Qdoba is looking to franchising to bolster its growth, with more than 500 units in various stages of development. The investment is intended to speed up the 800-unit chain’s expansion, per the press release.
“We have been impressed by the progress that Butterfly has made in positioning QDOBA for sustained growth and believe the depth and breadth of the Apollo platform enables us to execute bespoke transactions like this,” said Steve Lessar, Apollo partner and co-head of S3.
Qdoba’s unit economics are also growing. According to the chain’s FDD, same-restaurant sales across 377 mature franchised restaurants rose 9.3% in fiscal 2022, 5.8% in FY 2023 and 8.0% in FY 2024.

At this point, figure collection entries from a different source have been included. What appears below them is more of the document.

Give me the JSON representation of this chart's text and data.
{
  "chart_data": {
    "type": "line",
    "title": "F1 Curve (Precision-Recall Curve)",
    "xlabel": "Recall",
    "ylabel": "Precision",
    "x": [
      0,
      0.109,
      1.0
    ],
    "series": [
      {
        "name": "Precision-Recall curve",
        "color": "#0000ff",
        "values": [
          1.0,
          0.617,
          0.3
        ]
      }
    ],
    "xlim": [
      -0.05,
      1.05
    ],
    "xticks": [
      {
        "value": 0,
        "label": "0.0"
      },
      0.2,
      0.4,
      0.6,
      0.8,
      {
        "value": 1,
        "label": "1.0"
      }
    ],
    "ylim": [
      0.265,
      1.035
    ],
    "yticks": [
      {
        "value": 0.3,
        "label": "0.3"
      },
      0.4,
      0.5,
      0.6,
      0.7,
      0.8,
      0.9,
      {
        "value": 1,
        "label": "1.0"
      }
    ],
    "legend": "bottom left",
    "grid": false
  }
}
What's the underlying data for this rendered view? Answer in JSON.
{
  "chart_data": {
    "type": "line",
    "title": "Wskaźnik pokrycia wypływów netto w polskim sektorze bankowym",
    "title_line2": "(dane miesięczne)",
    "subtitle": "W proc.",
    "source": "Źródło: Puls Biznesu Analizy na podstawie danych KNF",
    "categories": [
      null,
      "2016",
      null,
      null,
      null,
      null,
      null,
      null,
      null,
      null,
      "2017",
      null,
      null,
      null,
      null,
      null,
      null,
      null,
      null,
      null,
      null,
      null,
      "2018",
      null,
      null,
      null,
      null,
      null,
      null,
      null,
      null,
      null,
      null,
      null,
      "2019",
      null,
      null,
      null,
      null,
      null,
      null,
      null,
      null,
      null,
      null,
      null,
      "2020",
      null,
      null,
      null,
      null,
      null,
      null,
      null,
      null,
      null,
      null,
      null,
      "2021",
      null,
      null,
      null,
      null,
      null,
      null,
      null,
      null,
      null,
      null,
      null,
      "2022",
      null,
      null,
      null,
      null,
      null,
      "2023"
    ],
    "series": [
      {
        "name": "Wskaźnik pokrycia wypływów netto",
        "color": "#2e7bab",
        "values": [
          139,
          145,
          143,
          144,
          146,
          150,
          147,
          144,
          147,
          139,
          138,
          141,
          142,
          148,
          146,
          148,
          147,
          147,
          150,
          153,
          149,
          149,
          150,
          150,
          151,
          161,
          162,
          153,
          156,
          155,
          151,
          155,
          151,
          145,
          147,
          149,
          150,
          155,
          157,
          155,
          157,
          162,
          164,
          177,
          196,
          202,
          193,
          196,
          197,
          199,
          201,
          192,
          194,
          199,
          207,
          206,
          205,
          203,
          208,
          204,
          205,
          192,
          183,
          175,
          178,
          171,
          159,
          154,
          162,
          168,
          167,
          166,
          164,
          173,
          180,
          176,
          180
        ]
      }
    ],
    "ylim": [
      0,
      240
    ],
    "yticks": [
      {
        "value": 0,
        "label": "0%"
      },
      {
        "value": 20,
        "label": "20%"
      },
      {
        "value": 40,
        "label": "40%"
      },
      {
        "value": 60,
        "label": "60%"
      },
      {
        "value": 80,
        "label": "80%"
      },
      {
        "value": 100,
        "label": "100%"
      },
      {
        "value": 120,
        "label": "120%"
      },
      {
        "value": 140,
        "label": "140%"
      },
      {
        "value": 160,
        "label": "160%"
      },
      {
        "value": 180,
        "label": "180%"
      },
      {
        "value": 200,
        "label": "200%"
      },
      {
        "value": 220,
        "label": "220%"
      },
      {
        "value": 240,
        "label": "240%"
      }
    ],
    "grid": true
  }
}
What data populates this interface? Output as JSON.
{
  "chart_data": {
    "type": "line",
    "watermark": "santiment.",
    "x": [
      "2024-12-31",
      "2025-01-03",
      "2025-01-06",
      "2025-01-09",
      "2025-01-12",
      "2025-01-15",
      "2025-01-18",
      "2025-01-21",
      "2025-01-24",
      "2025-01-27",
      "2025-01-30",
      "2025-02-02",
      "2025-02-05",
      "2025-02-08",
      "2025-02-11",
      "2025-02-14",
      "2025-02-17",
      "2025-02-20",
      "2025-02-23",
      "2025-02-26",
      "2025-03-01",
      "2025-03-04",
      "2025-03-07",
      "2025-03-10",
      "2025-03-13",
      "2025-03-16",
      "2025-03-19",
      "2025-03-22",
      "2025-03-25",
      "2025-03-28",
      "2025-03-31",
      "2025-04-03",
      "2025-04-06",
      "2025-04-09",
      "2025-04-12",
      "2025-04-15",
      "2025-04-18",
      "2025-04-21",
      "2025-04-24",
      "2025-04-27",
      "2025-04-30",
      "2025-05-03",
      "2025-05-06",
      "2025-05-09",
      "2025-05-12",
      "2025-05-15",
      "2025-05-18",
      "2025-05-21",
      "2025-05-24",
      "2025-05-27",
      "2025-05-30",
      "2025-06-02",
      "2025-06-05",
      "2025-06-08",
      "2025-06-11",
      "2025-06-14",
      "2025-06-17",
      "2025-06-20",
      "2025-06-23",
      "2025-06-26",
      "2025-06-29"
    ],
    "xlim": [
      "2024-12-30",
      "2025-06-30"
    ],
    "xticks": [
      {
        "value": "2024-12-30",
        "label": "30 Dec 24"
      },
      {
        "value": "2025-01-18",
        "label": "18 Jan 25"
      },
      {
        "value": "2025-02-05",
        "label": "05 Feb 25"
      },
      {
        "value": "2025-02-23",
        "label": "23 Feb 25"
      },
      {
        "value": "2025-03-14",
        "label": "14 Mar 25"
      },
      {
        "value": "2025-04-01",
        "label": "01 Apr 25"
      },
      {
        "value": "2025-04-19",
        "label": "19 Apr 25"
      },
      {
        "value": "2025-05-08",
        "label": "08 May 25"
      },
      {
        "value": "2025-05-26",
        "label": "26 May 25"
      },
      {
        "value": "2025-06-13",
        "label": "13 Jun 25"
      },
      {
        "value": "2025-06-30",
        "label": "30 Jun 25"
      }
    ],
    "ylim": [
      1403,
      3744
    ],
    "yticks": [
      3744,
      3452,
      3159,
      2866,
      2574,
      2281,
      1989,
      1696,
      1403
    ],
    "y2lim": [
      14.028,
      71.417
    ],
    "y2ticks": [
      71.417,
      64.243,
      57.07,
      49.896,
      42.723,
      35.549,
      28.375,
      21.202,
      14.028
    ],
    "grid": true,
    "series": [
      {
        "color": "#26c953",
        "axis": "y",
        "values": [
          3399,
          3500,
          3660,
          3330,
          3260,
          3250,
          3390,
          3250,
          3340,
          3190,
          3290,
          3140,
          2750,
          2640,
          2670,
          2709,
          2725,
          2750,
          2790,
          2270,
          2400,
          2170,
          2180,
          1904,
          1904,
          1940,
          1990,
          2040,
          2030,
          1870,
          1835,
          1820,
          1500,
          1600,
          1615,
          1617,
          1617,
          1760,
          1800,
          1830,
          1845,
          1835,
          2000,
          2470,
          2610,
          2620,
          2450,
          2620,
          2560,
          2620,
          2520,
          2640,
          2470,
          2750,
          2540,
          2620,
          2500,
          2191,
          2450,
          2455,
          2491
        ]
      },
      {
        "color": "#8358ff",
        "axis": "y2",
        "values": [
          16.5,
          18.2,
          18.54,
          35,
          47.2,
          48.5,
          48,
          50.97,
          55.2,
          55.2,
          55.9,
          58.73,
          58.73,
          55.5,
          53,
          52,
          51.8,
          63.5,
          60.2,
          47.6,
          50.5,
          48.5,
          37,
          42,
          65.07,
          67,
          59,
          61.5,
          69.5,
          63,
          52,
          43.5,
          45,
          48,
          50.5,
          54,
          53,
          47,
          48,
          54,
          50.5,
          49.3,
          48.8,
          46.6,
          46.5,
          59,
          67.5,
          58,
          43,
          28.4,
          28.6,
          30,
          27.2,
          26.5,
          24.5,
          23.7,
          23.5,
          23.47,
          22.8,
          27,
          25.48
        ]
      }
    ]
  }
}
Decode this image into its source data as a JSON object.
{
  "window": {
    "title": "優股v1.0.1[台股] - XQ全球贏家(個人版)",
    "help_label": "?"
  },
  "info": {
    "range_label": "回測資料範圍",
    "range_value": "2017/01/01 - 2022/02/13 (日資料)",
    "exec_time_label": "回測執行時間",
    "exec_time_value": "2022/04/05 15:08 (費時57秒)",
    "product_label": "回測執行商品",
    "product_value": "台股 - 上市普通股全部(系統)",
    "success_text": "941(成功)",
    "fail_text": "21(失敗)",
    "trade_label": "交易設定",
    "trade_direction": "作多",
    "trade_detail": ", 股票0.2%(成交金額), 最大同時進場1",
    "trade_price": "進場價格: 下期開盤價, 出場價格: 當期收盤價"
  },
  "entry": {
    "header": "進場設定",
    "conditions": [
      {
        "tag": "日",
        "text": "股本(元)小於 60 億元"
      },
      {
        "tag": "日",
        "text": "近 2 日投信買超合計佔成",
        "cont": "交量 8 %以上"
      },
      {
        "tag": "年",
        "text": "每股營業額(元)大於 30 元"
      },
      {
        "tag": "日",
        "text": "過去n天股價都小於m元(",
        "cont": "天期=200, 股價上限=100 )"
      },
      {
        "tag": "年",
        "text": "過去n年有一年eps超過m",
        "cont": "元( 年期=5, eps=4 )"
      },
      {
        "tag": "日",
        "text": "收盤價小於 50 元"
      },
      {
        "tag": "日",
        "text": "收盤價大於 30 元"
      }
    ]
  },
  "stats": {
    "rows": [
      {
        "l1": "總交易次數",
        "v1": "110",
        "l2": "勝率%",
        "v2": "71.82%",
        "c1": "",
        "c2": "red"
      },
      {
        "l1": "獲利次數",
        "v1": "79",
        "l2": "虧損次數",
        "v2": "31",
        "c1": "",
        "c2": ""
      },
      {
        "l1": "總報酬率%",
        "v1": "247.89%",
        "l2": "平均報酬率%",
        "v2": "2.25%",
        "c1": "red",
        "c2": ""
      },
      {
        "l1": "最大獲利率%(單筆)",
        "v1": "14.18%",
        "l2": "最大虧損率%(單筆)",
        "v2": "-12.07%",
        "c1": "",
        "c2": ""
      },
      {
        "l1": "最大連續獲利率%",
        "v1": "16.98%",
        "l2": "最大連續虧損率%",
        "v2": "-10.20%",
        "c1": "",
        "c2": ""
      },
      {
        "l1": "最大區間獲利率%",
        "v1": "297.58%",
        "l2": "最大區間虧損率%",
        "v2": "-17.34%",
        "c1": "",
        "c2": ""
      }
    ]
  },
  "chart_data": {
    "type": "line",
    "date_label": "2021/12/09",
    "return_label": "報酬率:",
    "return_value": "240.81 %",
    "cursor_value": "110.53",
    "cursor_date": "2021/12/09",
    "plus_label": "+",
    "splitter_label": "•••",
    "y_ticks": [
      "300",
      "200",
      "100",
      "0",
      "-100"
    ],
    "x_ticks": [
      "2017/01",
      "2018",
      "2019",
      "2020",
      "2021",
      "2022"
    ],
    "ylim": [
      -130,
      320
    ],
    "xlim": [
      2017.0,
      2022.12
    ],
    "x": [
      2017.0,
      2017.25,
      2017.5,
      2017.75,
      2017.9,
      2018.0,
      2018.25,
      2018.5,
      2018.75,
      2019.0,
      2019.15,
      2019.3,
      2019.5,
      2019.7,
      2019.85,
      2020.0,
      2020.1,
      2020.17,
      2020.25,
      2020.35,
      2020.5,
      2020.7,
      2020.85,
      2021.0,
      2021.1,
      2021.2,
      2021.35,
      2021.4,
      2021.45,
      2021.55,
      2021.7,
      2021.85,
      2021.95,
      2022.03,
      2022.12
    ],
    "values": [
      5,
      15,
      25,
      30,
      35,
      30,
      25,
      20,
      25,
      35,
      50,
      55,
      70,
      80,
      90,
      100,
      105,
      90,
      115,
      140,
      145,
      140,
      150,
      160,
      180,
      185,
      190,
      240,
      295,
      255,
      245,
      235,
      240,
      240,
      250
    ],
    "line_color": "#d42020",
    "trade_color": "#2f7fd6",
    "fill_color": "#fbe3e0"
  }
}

“Given this trajectory, we expect to double QDOBA’s system sales over the next five years,” Qdoba CEO John Cywinski, who has led the chain since 2023, said in the press release.
This sales growth is in keeping with the overall strength of the fast casual segment, though 2025 has not been kind to Qdoba’s largest competitor, Chipotle, which saw same-store sales fall 4% in Q2.
Despite the sales trouble at major brands, the restaurant sector is still drawing investment and M&A interest from major investors and private equity firms. Just this week, Philz Coffee sold to Freeman Spogli, for a reported $145 million.